Analytic quantum dynamics approximating a system of cavity-assisted photoassociated atom-molecule Bose-Einstein condensates

We explore the quantum dynamics of photoassociation of Bose-Einstein condensed atoms into molecules using an optical cavity field. Inside an optical resonator, photoassociation of quantum degenerate atoms involves the interaction of coupled atom, molecule, and photon quantum fields. Feedback created by a high-Q optical cavity causes the cavity field to become a dynamical quantity, behavior that is linked nonlinearly to the atoms inside, where vacuum fluctuations have a stronger role than in free space. We develop and compare several methods to calculate atom-molecule conversion process dynamics.

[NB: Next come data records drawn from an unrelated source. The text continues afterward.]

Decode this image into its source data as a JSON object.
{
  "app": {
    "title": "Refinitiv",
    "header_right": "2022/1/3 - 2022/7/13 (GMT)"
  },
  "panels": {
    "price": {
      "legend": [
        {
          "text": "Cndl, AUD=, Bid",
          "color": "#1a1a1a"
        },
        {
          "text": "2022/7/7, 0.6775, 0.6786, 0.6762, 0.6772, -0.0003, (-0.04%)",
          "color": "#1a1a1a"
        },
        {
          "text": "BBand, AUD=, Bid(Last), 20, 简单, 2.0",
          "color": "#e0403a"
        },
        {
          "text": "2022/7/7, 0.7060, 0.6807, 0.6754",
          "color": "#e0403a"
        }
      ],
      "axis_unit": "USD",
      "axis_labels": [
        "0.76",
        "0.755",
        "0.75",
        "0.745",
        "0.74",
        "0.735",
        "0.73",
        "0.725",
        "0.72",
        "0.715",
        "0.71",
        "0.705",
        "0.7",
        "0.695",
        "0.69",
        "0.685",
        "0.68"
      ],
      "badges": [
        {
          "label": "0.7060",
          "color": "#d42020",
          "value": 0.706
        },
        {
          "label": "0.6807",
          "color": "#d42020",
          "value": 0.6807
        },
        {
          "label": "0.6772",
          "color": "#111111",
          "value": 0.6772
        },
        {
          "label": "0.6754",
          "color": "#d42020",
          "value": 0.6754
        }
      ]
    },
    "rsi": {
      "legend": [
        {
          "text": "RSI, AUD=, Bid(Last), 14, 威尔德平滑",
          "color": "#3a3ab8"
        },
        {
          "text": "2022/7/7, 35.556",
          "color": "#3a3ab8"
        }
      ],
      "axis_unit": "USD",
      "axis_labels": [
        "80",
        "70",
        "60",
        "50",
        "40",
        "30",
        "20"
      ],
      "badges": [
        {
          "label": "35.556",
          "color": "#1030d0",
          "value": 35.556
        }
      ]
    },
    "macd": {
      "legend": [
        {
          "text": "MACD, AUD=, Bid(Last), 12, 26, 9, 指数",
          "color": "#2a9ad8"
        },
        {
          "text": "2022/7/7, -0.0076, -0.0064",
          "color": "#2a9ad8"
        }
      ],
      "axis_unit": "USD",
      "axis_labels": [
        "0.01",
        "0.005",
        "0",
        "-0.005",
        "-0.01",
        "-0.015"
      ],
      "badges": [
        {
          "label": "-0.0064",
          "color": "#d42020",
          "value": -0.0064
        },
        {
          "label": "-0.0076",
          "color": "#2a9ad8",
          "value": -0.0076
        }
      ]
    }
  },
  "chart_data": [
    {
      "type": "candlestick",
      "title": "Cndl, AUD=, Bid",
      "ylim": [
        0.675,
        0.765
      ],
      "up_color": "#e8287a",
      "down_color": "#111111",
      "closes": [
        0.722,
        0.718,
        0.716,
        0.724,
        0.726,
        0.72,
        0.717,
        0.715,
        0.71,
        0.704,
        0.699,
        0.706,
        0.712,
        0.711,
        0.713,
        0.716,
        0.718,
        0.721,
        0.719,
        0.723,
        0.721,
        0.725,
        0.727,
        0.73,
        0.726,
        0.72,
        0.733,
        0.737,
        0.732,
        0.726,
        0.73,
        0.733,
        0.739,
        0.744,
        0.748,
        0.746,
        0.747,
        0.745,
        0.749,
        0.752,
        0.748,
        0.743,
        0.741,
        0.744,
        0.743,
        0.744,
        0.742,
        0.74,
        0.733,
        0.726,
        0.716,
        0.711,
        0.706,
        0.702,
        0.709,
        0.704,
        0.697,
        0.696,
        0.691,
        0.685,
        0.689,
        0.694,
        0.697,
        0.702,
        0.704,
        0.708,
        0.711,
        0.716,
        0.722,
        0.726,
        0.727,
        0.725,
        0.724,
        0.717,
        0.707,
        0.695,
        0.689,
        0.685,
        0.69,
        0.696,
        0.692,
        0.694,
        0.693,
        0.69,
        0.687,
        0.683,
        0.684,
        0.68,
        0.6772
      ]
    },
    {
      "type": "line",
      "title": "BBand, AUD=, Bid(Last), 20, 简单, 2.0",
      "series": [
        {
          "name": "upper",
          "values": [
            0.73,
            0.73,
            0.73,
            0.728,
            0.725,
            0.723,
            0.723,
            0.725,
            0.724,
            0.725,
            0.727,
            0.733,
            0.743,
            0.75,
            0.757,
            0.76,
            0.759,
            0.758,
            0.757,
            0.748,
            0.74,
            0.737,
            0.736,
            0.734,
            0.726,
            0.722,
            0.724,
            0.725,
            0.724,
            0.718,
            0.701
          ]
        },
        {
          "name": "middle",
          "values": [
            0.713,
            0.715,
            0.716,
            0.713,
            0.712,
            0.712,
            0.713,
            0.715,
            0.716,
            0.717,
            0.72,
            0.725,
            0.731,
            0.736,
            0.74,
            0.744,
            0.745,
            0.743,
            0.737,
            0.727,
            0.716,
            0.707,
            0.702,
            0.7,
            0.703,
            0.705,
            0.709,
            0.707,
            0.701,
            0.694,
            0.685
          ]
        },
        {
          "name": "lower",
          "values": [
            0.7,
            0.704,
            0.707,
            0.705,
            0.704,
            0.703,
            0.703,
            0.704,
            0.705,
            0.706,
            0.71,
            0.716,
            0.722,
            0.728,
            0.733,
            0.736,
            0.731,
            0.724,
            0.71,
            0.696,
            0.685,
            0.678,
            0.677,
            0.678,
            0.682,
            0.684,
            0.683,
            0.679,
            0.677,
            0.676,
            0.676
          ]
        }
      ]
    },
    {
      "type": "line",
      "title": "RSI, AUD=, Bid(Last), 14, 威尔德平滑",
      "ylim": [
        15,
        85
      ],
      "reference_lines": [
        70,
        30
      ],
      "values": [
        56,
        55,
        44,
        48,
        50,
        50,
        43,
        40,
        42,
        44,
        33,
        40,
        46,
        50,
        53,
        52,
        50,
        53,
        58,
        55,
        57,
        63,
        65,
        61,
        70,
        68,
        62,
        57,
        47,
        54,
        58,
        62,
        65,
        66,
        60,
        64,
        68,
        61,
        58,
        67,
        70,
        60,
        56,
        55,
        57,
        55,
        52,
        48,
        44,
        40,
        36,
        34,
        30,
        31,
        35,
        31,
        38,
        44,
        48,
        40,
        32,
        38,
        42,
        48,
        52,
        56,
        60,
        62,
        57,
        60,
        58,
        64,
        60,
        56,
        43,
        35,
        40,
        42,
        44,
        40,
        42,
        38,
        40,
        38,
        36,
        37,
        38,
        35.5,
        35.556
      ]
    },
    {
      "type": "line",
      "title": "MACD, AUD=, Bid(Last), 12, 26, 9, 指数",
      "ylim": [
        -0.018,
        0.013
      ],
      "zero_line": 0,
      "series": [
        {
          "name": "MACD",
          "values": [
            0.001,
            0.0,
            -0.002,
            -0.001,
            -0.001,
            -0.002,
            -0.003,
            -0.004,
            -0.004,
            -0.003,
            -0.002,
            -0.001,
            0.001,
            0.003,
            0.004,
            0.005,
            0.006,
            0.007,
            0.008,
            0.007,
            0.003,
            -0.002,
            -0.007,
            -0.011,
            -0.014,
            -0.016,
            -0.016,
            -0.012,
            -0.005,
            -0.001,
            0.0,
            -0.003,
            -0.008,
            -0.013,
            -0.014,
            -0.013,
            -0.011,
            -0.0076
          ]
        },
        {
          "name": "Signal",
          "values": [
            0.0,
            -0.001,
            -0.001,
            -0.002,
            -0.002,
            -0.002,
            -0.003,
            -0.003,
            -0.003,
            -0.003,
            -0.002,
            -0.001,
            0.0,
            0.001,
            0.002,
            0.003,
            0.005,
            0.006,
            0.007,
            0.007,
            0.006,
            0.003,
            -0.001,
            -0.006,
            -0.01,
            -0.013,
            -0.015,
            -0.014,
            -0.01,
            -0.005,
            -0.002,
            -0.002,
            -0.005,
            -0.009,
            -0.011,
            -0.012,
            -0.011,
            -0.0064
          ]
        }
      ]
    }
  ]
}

Introducing an alternate operator representation for the Hamiltonian, we derive an improved mean field theory (MFT), correcting several deficiencies in traditional MFT, and approximate solutions of the Heisenberg-Langevin (HL) equation, properly accounting for cavity field quantum noise. Comparing numerical solutions of the density matrix equations to our HL equation solutions, we also see that the latter gives an accurate description of weakly or undriven cavities where the MTF breaks down. Finally, we show squeezing occurs in the system and investigate the quantum mechanical nature of the system through a comparison of classical and non-classical correlations functions.